A principios de esa misma
semana me había llamado un hombre del New York Times y me había preguntado si
querría escribir un cuento que aparecería en el periódico el día de Navidad. Mi
primer impulso fue decir que no, pero el hombre era muy persuasivo y amable, y
al final de la conversación le dije que lo intentaría. En cuanto colgué el
teléfono, sin embargo, caí en un profundo pánico. ¿Qué sabía yo sobre la
Navidad?, me pregunté. ¿Qué sabía yo de escribir cuentos por encargo?
Pasé los siguientes días
desesperado; guerreando con los fantasmas de Dickens, O. Henry y otros maestros
del espíritu de la Natividad. Las propias palabras “cuento de Navidad” tenían
desagradables connotaciones para mí, en su evocación de espantosas efusiones de
hipócrita sensiblería y melaza. Ni siquiera los mejores cuentos de Navidad eran
otra cosa que sueños de deseos, cuentos de hadas para adultos, y por nada del
mundo me permitiría escribir algo así.
Sin embargo, ¿cómo podía nadie
proponerse escribir un cuento de Navidad que no fuera sentimental? Era una
contradicción en los términos, una imposibilidad, una paradoja. Sería como
tratar de imaginar un caballo de carreras sin patas o un gorrión sin alas.
No conseguía nada. El jueves
salí a dar un largo paseo, confiando en que el aire me despejaría la cabeza.
Justo después del mediodía entré en el estanco para reponer mis existencias, y
allí estaba Auggie, de pie detrás del mostrador, como siempre. Me preguntó cómo
estaba. Sin proponérmelo realmente, me encontré descargando mis preocupaciones
sobre él.
- ¿Un cuento de Navidad? - dijo
él cuando yo hube terminado. ¿Sólo es eso?
Si me invitas a comer, amigo
mío, te contaré el mejor cuento de Navidad que hayas oído nunca. Y te garantizo
que hasta la última palabra es verdad.
Fuimos a Jack’s, un restaurante
angosto y ruidoso que tiene buenos sandwiches de pastrami y fotografías de antiguos
equipos de los Dodgers colgadas de las paredes. Encontramos una mesa al fondo,
pedimos nuestro almuerzo y luego Auggie se lanzó a contarme su historia.
- Fue en el verano del setenta
y dos - dijo. Una mañana entró un chico y empezó a robar cosas de la tienda.

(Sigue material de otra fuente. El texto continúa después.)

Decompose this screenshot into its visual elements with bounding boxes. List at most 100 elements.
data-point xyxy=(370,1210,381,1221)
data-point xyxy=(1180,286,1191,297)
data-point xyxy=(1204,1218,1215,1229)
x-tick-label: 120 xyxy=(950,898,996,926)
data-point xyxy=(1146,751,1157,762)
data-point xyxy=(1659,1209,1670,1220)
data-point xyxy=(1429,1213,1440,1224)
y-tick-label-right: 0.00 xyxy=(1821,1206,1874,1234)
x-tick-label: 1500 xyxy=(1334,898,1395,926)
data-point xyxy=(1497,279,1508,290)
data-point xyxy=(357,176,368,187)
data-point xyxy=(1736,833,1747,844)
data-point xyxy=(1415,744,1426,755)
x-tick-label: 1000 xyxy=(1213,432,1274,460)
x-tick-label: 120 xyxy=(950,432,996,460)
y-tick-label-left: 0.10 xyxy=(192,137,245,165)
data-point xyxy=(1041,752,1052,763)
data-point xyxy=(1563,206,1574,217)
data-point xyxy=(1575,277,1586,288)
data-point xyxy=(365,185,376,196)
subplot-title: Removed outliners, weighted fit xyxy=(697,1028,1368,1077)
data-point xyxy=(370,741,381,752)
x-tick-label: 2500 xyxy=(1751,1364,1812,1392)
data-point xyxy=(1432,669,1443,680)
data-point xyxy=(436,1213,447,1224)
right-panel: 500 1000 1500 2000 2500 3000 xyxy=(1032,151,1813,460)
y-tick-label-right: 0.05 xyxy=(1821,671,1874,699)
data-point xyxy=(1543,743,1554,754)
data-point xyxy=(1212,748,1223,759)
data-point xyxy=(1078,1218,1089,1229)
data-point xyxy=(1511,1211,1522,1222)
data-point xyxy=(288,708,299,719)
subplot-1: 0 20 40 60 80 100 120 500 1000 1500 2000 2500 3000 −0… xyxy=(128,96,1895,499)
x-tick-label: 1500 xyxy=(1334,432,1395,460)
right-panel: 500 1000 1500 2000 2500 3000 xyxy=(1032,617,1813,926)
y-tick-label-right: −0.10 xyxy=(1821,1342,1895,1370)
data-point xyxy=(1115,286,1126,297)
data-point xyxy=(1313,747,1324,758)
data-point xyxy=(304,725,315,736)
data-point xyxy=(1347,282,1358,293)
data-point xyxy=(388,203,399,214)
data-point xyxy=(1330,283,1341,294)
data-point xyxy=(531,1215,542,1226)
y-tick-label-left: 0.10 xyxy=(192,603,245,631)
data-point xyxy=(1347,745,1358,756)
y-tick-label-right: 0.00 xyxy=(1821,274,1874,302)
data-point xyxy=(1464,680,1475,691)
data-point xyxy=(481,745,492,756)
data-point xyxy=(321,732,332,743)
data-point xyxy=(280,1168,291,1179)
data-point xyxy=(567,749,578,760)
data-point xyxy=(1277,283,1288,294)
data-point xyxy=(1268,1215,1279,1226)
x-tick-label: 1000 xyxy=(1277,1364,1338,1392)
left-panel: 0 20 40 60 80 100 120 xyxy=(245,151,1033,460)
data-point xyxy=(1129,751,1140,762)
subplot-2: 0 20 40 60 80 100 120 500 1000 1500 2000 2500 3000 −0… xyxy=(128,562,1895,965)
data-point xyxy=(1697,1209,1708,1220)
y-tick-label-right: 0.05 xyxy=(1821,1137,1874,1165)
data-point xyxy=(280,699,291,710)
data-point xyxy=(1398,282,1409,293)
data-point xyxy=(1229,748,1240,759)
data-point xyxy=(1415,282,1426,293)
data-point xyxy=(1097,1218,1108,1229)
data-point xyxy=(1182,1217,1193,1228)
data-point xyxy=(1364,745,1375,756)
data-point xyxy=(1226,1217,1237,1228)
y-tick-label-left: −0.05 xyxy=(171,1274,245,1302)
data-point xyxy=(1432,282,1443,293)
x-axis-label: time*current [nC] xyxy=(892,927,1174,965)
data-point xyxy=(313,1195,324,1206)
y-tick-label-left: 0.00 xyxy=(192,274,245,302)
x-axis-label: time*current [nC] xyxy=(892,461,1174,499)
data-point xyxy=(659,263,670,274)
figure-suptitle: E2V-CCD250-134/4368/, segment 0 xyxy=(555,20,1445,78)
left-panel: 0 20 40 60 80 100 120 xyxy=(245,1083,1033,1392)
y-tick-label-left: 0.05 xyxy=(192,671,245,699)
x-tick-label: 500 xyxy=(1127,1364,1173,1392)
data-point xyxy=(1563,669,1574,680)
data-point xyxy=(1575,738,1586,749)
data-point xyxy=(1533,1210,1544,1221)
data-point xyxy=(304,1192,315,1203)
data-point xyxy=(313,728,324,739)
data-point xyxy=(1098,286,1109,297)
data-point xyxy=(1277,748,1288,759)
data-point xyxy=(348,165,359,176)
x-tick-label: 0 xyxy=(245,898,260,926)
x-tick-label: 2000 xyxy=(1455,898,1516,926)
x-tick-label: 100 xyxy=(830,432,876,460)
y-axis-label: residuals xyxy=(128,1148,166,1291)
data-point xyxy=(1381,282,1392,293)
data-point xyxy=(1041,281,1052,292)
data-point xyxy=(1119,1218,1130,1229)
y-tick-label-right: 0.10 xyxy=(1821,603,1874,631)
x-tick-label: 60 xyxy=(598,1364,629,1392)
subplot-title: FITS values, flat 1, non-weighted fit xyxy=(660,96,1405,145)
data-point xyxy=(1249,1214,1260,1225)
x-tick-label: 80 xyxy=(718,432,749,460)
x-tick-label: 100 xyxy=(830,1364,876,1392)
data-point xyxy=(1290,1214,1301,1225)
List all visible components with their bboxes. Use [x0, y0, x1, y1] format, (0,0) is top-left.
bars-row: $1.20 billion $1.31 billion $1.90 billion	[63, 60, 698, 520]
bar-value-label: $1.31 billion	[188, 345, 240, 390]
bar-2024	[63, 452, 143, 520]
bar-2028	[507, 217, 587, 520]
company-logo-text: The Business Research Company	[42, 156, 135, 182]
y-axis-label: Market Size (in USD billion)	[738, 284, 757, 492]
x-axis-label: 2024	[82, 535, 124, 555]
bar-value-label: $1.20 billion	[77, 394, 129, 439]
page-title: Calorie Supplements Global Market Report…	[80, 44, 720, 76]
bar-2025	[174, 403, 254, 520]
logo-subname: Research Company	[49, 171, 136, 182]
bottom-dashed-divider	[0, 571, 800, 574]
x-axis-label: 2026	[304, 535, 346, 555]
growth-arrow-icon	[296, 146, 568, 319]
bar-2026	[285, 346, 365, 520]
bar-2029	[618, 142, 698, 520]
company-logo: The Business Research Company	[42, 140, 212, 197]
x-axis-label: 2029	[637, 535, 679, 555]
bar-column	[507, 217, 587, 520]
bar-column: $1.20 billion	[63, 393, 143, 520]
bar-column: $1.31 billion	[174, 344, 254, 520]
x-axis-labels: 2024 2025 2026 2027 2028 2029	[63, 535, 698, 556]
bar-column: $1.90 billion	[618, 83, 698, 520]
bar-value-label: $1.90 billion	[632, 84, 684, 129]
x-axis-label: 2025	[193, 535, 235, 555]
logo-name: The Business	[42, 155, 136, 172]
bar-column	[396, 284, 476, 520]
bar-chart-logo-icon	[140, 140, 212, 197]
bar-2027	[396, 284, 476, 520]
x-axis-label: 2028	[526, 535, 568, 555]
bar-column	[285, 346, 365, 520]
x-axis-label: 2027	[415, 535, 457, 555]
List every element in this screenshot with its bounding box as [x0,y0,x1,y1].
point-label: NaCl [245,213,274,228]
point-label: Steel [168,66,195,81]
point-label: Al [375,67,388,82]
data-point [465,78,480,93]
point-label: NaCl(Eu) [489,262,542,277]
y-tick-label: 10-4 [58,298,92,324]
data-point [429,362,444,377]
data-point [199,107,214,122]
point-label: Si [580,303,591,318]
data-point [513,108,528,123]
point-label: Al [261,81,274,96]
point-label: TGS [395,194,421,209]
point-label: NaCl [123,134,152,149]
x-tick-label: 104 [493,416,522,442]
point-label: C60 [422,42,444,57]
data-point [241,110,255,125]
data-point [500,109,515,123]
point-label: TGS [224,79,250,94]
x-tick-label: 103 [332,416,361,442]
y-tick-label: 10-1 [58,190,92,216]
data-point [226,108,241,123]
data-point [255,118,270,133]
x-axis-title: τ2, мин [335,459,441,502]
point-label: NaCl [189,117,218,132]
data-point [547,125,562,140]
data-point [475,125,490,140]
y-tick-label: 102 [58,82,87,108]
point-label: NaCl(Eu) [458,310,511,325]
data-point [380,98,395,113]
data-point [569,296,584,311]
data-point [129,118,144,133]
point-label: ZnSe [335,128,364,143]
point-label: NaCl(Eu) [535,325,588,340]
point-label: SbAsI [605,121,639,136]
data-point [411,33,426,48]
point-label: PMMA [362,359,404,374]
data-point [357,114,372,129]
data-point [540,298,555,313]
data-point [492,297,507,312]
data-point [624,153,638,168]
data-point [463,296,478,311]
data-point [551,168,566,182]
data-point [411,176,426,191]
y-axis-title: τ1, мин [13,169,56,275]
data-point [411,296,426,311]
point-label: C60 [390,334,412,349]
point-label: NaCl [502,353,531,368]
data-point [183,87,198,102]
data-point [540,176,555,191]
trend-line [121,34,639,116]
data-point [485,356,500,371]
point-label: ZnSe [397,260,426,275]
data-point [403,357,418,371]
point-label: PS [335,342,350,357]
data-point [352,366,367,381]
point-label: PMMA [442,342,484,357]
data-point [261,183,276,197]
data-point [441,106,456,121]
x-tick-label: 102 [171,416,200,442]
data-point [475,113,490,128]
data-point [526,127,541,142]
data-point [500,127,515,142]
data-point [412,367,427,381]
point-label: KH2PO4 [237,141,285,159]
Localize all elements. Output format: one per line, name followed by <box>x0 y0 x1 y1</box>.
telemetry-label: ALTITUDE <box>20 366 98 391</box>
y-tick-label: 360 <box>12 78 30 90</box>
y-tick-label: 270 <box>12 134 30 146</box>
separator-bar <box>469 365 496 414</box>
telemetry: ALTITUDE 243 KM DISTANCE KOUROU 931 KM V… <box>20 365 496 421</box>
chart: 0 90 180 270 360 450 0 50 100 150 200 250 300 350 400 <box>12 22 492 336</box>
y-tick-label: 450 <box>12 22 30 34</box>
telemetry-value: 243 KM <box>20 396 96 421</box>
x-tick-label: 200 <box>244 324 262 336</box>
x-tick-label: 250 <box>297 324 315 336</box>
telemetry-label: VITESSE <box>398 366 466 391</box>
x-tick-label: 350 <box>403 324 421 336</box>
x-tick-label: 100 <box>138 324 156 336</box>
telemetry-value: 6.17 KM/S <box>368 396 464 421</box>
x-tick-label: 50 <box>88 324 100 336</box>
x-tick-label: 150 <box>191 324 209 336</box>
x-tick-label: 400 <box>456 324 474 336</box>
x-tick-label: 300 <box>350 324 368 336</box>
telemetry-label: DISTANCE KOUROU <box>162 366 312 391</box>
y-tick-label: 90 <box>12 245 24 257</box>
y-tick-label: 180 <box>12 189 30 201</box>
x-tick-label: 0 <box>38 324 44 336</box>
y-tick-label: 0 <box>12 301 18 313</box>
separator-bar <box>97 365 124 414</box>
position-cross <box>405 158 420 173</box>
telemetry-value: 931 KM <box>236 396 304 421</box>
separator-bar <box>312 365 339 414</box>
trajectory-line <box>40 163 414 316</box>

Tendría unos diecinueve o veinte años, y creo que no he visto en mi vida un
ratero de tiendas más patético. Estaba de pie al lado del expositor de
periódicos de la pared del fondo, metiéndose libros en los bolsillos del
impermeable. Había mucha gente junto al mostrador en aquel momento, así que al
principio no le vi. Pero cuando me di cuenta de lo que estaba haciendo, empecé
a gritar. Echó a correr como una liebre, y cuando yo conseguí salir de detrás
del mostrador, él ya iba como una exhalación por la avenida Atlantic. Le
perseguí más o menos media manzana, y luego renuncié. Se le había caído algo, y
como yo no tenía ganas de seguir corriendo me agaché para ver lo que era.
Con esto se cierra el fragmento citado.